Ma la stagione estiva incombe. E ha già gli occhi puntati della premier Giorgia Meloni decisa ad affrontare per tempo l’allarme migranti nelle consuete riunioni a Palazzo Chigi con i ministri competenti e i vertici dell’intelligence. Quasi un milione di migranti illegali, invisibili giunti dal Sahel e il Corno d’Africa ma anche dalla rotta asiatica - sono fermi in un Paese dagli argini istituzionali fragilissimi, a tratti pressocché inesistenti. Come non bastasse, ci si mette la Russia che continua a fare della Libia - avvisa il Copasir - terra di traffici per le sue armi e di interessi per le milizie che hanno raccolto l’eredità della Wagner. I riflettori dei Servizi restano accesi sulla «fornitura di equipaggiamento e personale militare, spesso attraverso società militari private come il Gruppo Wagner». Così come da parte di «formazioni mercenarie maggiormente collegate al Cremlino» - è il caso del neocostituito Afrikanskij Korpus - ora che l’esercito personale di Prigozin è stato riportato sotto l’ombrello dello Stato maggiore russo.

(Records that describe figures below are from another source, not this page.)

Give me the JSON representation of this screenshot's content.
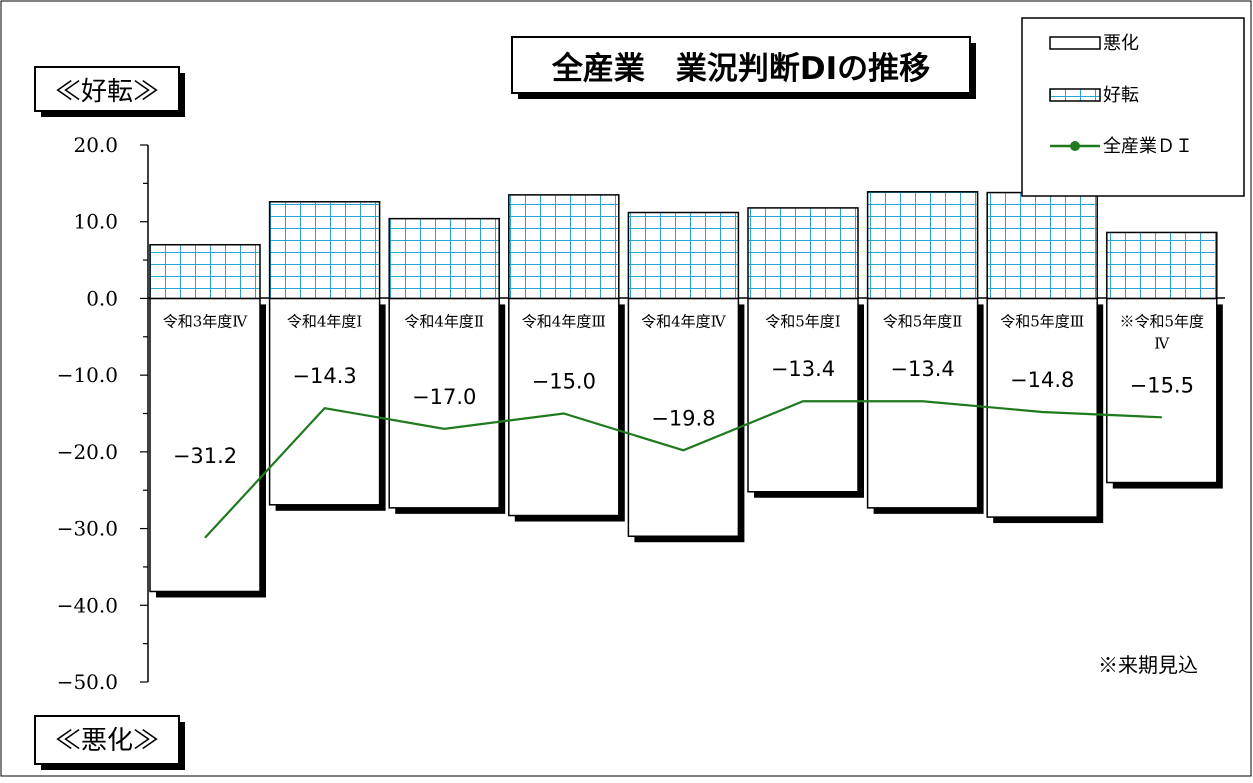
{
  "chart_data": {
    "type": "bar",
    "title": "全産業　業況判断DIの推移",
    "upper_label": "≪好転≫",
    "lower_label": "≪悪化≫",
    "footnote": "※来期見込",
    "ylim": [
      -50,
      20
    ],
    "y_ticks": [
      20,
      10,
      0,
      -10,
      -20,
      -30,
      -40,
      -50
    ],
    "y_tick_labels": [
      "20.0",
      "10.0",
      "0.0",
      "−10.0",
      "−20.0",
      "−30.0",
      "−40.0",
      "−50.0"
    ],
    "categories": [
      "令和3年度Ⅳ",
      "令和4年度Ⅰ",
      "令和4年度Ⅱ",
      "令和4年度Ⅲ",
      "令和4年度Ⅳ",
      "令和5年度Ⅰ",
      "令和5年度Ⅱ",
      "令和5年度Ⅲ",
      "※令和5年度\nⅣ"
    ],
    "series": [
      {
        "name": "悪化",
        "values": [
          -38.2,
          -26.9,
          -27.3,
          -28.3,
          -31.0,
          -25.2,
          -27.3,
          -28.5,
          -24.0
        ]
      },
      {
        "name": "好転",
        "values": [
          7.0,
          12.6,
          10.4,
          13.5,
          11.2,
          11.8,
          13.9,
          13.8,
          8.6
        ]
      },
      {
        "name": "全産業ＤＩ",
        "values": [
          -31.2,
          -14.3,
          -17.0,
          -15.0,
          -19.8,
          -13.4,
          -13.4,
          -14.8,
          -15.5
        ]
      }
    ],
    "di_labels": [
      "−31.2",
      "−14.3",
      "−17.0",
      "−15.0",
      "−19.8",
      "−13.4",
      "−13.4",
      "−14.8",
      "−15.5"
    ],
    "colors": {
      "grid_fill": "#ffffff",
      "grid_line": "#29a3d6",
      "bar_outline": "#000000",
      "shadow": "#000000",
      "di_line": "#1f7a1f"
    }
  }
}
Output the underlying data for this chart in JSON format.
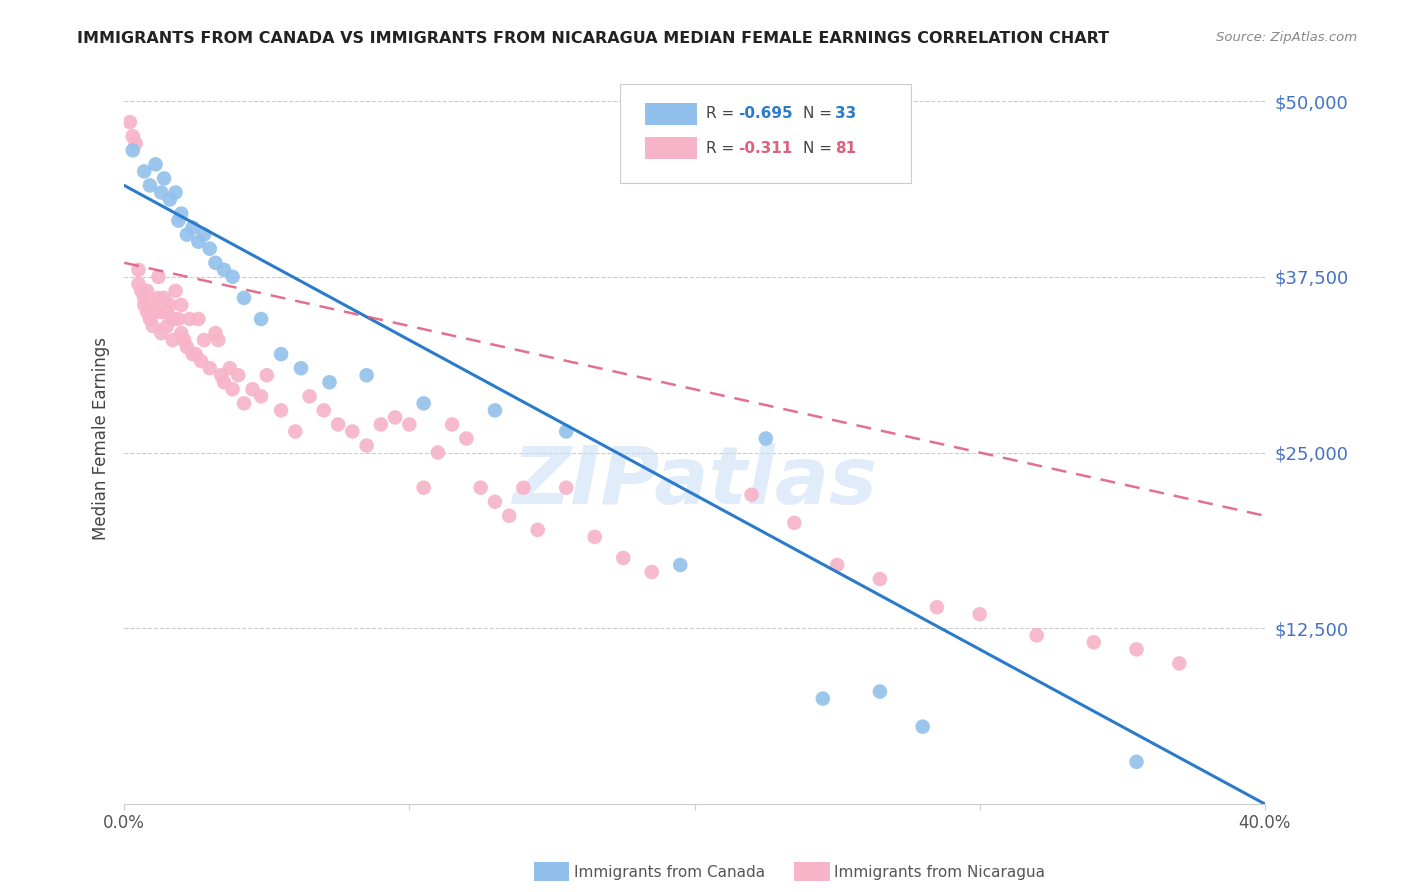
{
  "title": "IMMIGRANTS FROM CANADA VS IMMIGRANTS FROM NICARAGUA MEDIAN FEMALE EARNINGS CORRELATION CHART",
  "source": "Source: ZipAtlas.com",
  "ylabel": "Median Female Earnings",
  "ytick_labels": [
    "$50,000",
    "$37,500",
    "$25,000",
    "$12,500"
  ],
  "ytick_values": [
    50000,
    37500,
    25000,
    12500
  ],
  "ylim": [
    0,
    52000
  ],
  "xlim": [
    0.0,
    0.4
  ],
  "xticks": [
    0.0,
    0.1,
    0.2,
    0.3,
    0.4
  ],
  "xtick_labels_show": [
    "0.0%",
    "",
    "",
    "",
    "40.0%"
  ],
  "canada_color": "#92c0ec",
  "nicaragua_color": "#f7b3c8",
  "canada_line_color": "#2b7bcc",
  "nicaragua_line_color": "#e06080",
  "legend_r_canada": "R = −0.695",
  "legend_n_canada": "N = 33",
  "legend_r_nicaragua": "R = −0.311",
  "legend_n_nicaragua": "N = 81",
  "watermark": "ZIPatlas",
  "canada_line_x0": 0.0,
  "canada_line_y0": 44000,
  "canada_line_x1": 0.4,
  "canada_line_y1": 0,
  "nicaragua_line_x0": 0.0,
  "nicaragua_line_y0": 38500,
  "nicaragua_line_x1": 0.4,
  "nicaragua_line_y1": 20500,
  "canada_points_x": [
    0.003,
    0.007,
    0.009,
    0.011,
    0.013,
    0.014,
    0.016,
    0.018,
    0.019,
    0.02,
    0.022,
    0.024,
    0.026,
    0.028,
    0.03,
    0.032,
    0.035,
    0.038,
    0.042,
    0.048,
    0.055,
    0.062,
    0.072,
    0.085,
    0.105,
    0.13,
    0.155,
    0.195,
    0.225,
    0.245,
    0.265,
    0.28,
    0.355
  ],
  "canada_points_y": [
    46500,
    45000,
    44000,
    45500,
    43500,
    44500,
    43000,
    43500,
    41500,
    42000,
    40500,
    41000,
    40000,
    40500,
    39500,
    38500,
    38000,
    37500,
    36000,
    34500,
    32000,
    31000,
    30000,
    30500,
    28500,
    28000,
    26500,
    17000,
    26000,
    7500,
    8000,
    5500,
    3000
  ],
  "nicaragua_points_x": [
    0.002,
    0.003,
    0.004,
    0.005,
    0.005,
    0.006,
    0.007,
    0.007,
    0.008,
    0.008,
    0.009,
    0.01,
    0.01,
    0.011,
    0.012,
    0.012,
    0.013,
    0.013,
    0.014,
    0.015,
    0.015,
    0.016,
    0.017,
    0.017,
    0.018,
    0.019,
    0.02,
    0.02,
    0.021,
    0.022,
    0.023,
    0.024,
    0.025,
    0.026,
    0.027,
    0.028,
    0.03,
    0.032,
    0.033,
    0.034,
    0.035,
    0.037,
    0.038,
    0.04,
    0.042,
    0.045,
    0.048,
    0.05,
    0.055,
    0.06,
    0.065,
    0.07,
    0.075,
    0.08,
    0.085,
    0.09,
    0.095,
    0.1,
    0.105,
    0.11,
    0.115,
    0.12,
    0.125,
    0.13,
    0.135,
    0.14,
    0.145,
    0.155,
    0.165,
    0.175,
    0.185,
    0.22,
    0.235,
    0.25,
    0.265,
    0.285,
    0.3,
    0.32,
    0.34,
    0.355,
    0.37
  ],
  "nicaragua_points_y": [
    48500,
    47500,
    47000,
    38000,
    37000,
    36500,
    36000,
    35500,
    36500,
    35000,
    34500,
    35500,
    34000,
    35000,
    37500,
    36000,
    35000,
    33500,
    36000,
    35000,
    34000,
    35500,
    34500,
    33000,
    36500,
    34500,
    35500,
    33500,
    33000,
    32500,
    34500,
    32000,
    32000,
    34500,
    31500,
    33000,
    31000,
    33500,
    33000,
    30500,
    30000,
    31000,
    29500,
    30500,
    28500,
    29500,
    29000,
    30500,
    28000,
    26500,
    29000,
    28000,
    27000,
    26500,
    25500,
    27000,
    27500,
    27000,
    22500,
    25000,
    27000,
    26000,
    22500,
    21500,
    20500,
    22500,
    19500,
    22500,
    19000,
    17500,
    16500,
    22000,
    20000,
    17000,
    16000,
    14000,
    13500,
    12000,
    11500,
    11000,
    10000
  ]
}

«Le armi che arrivano attraverso la Libia, secondo diverse fonti, avrebbero come destinazione anche il Mali e il Burkina Faso, dove la Russia ha legami con i golpisti», riprende il rapporto appena chiuso. È un tema politicamente caldissimo, si capisce, per la vicenda Almasri che ancora incendia i rapporti tra governo e opposizioni e ha innescato un nuovo scontro tra politica e toghe con le indagini avviate dalla procura di Roma. Il generale libico rimpatriato sul Falcon dei Servizi è tornato a Tripoli fra tutti gli onori, resta lì e non parla «di cose italiane» come ha detto nei giorni scorsi al Messaggero. Operativo, Almasri è tornato a gestire lo snodo cruciale di Mitiga e del suo aeroporto, raccontano fonti informate.

QUI PALAZZO CHIGI

Per il governo del resto la tenuta della Tripolitania è una priorità. E i rapporti con i servizi libici, scrive il Copasir nel suo rapporto, sono considerati «proficui». Secondo rumors locali Caravelli, capo dell’Aise considerato tra i massimi esperti del Paese africano, sarebbe tornato in visita in Libia a fine gennaio, quando il caso Almasri - o almeno il primo round, quello tra Roma e L’Aja - si era già concluso. Eppure l’instabilità e le scorribande di potenze straniere preoccupano. Paradossalmente più in Tripolitania che nella Cirenaica di Khalifa Haftar, il maresciallo che fa da sponda a Mosca e con cui il governo italiano vanta ora rapporti solidi, quanto basta per tutelare le attività di Eni nell’area.

Ora però il cruccio dei flussi libici torna a bussare alla porta di Palazzo Chigi. Scrive il Copasir: «I migranti si procurano il denaro necessario per il biglietto, da 2.000 a 5.000 euro a seconda del luogo di partenza, svolgendo lavori nelle città della Libia». Le stesse città dove vivono in penombra più di mezzo milione di irregolari. Disperati in cerca di una vita migliore e reduci da viaggi drammatici attraverso l’Africa subsahariana, che arricchiscono i trafficanti e anche «le organizzazioni terroristiche, le quali pretendono il pagamento di denaro quando le carovane transitano dai territori da loro controllati». Le rotte si moltiplicano.

Preoccupa quella asiatica, al centro di una recente riunione presieduta da Meloni. Partono dal Bangladesh e dal Pakistan a migliaia, fanno tappa negli Emirati, arrivano in aereo in Libia. Il governo lavora a una stretta sui visti. Ma è sulla Tripolitania, la regione del governo Dbeibeh (e di Almasri) che ora tornano ad accendersi i riflettori dell’esecutivo e dell’intelligence.